16. 16. Method for producing hybrid materials according to Claim 1 by mini-emulsion polymerization.
17. 17. A method for producing hybrid materials according to claim 1, characterized in that a) the nanoscale powder is dispersed in the monomers or monomer mixtures or in water, b) the monomers or monomer mixtures are dispersed with hydrophobic agents, emulsifiers and water, c) the dispersions of a) and b) are dispersed and d) are subsequently polymerized.
18. 18. Method for producing hybrid materials according to claim 17, characterized in that c), the dispersions of a) and b) are dispersed by means of ultrasound, membrane, high pressure, rotor / stator system and / or agitated.

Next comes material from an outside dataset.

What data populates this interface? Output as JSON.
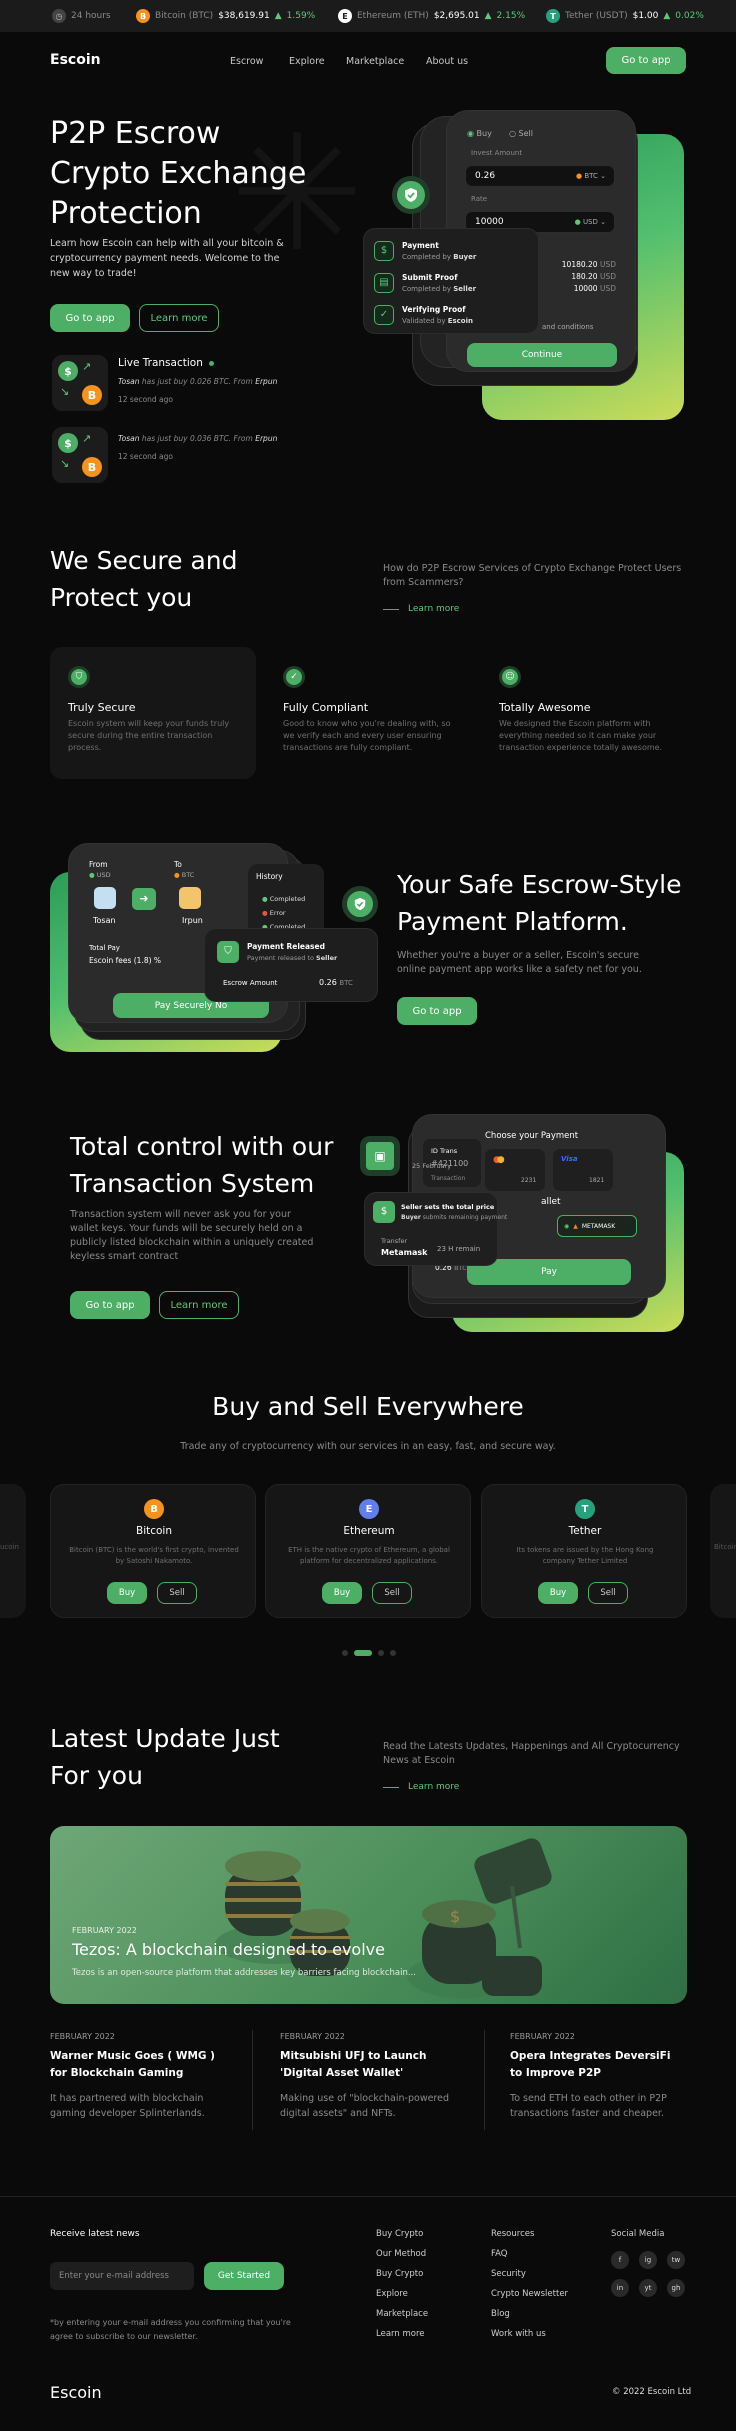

19. 19. The use of the hybrid materials according to claim 1 in adhesives.
20. 20. The use of the hybrid materials according to Claim 1 as a one component adhesive.
21. 21. The use of the hybrid materials according to Claim 1 in an adhesive matrix as a 2nd stage adhesive.
22. 22. The use of the hybrid materials according to Claim 21 in an epoxy matrix as a 2nd stage adhesive.
23. 23. The use of the adhesives according to claim 19 and 22 in automotive construction, construction of aircraft, construction of ships, construction of railway vehicles and technology for space travel.